WASHINGTON: An unencrypted laptop computer stolen from NASA last year contained command codes used to control the International Space Station (ISS), media reports said.
The PC Magazine reported that the March 2011 theft of the computer containing the ISS command algorithms was just one of "5,408 computer security incidents (in 2010 and 2011) that resulted in the installation of malicious software on or unauthorized access to (NASA) systems", the agency's Inspector General Paul Martin informed the US House of Representatives in the letter dated Wednesday.
Other laptops stolen during the period in question contained data related to Orion, the Multi-Purpose Crew Vehicle (MPCV) being built for NASA's future manned spaceflight missions.
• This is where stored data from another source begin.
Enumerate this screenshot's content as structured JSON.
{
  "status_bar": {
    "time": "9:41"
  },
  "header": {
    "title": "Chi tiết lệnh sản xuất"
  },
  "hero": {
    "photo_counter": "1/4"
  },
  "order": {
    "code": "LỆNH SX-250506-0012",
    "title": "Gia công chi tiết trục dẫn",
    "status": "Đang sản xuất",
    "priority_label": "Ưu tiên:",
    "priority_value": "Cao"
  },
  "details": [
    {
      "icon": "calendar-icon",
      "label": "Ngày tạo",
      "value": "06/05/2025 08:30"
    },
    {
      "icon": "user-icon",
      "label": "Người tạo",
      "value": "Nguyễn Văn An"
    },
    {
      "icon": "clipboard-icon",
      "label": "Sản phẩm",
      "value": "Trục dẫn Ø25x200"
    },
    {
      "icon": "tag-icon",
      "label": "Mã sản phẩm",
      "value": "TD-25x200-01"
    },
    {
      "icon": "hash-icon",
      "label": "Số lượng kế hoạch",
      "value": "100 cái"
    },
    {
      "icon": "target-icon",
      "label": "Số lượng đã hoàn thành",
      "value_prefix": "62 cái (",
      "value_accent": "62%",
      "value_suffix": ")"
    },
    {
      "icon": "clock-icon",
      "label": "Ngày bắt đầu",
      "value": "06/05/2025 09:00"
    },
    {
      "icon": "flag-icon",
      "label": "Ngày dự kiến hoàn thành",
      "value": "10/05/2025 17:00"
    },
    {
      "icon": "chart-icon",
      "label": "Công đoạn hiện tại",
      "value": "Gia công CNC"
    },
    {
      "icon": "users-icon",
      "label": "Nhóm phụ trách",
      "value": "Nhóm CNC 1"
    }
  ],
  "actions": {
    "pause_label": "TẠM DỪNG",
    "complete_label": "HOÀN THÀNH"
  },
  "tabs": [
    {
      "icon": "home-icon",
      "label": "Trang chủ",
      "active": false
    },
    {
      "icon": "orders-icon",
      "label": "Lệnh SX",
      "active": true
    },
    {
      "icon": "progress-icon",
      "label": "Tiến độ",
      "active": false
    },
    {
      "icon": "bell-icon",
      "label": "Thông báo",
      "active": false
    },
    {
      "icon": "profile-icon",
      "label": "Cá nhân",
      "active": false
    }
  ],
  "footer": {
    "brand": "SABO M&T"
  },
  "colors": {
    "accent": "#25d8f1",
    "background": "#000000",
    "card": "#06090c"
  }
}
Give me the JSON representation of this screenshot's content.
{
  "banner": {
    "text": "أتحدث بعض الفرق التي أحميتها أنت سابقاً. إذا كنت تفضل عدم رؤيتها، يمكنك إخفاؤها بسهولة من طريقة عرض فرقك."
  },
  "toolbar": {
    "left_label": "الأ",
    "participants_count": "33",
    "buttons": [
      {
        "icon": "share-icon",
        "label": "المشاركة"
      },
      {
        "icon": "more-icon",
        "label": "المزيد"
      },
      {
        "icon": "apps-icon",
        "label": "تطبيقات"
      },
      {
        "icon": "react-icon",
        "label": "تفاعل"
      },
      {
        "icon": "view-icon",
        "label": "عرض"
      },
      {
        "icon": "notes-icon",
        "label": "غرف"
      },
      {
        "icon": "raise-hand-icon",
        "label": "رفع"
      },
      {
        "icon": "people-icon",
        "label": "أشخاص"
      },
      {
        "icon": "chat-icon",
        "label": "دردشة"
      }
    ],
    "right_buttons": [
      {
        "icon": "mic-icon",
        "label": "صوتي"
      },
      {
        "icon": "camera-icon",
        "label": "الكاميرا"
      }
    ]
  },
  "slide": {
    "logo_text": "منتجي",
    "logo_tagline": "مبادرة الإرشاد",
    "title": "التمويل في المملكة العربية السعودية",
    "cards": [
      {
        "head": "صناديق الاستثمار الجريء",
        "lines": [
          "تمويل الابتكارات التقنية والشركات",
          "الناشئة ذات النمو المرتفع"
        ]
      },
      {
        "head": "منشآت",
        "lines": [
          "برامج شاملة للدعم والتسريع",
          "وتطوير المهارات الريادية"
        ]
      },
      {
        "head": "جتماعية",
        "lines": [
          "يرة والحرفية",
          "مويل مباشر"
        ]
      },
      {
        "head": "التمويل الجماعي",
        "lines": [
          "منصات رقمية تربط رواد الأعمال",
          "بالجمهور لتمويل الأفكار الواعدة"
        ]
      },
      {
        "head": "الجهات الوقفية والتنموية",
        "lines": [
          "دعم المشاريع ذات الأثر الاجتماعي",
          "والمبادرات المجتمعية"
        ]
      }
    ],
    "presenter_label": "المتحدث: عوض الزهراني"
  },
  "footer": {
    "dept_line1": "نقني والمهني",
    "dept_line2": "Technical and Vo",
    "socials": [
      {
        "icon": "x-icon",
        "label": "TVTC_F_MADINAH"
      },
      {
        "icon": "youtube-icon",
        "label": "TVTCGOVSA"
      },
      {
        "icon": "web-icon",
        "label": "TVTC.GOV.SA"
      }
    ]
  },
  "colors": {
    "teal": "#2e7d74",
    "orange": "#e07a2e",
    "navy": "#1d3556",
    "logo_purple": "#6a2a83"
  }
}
NASA reported "the loss or theft of 48 Agency mobile computing devices" between April 2009 and April 2011, reported Xinhua.
Such security incidents resulted in losses of more than $7 million. NASA believes some IT security breaches in the past two years originated from amateur hackers and cybercriminals, but that others may have been the work of foreign agents.
NASA has a $1.5 billion annual IT budget, of which approximately $58 million is spent on IT security. But the space agency is behind the curve when it comes to encrypting some of its most vulnerable IT assets, said the magazine.
Federal agencies encrypt about 54 per cent of their laptops and other mobile devices on average, but as of Februay 1, 2012, NASA had only encrypted 1 percent of its own mobile systems.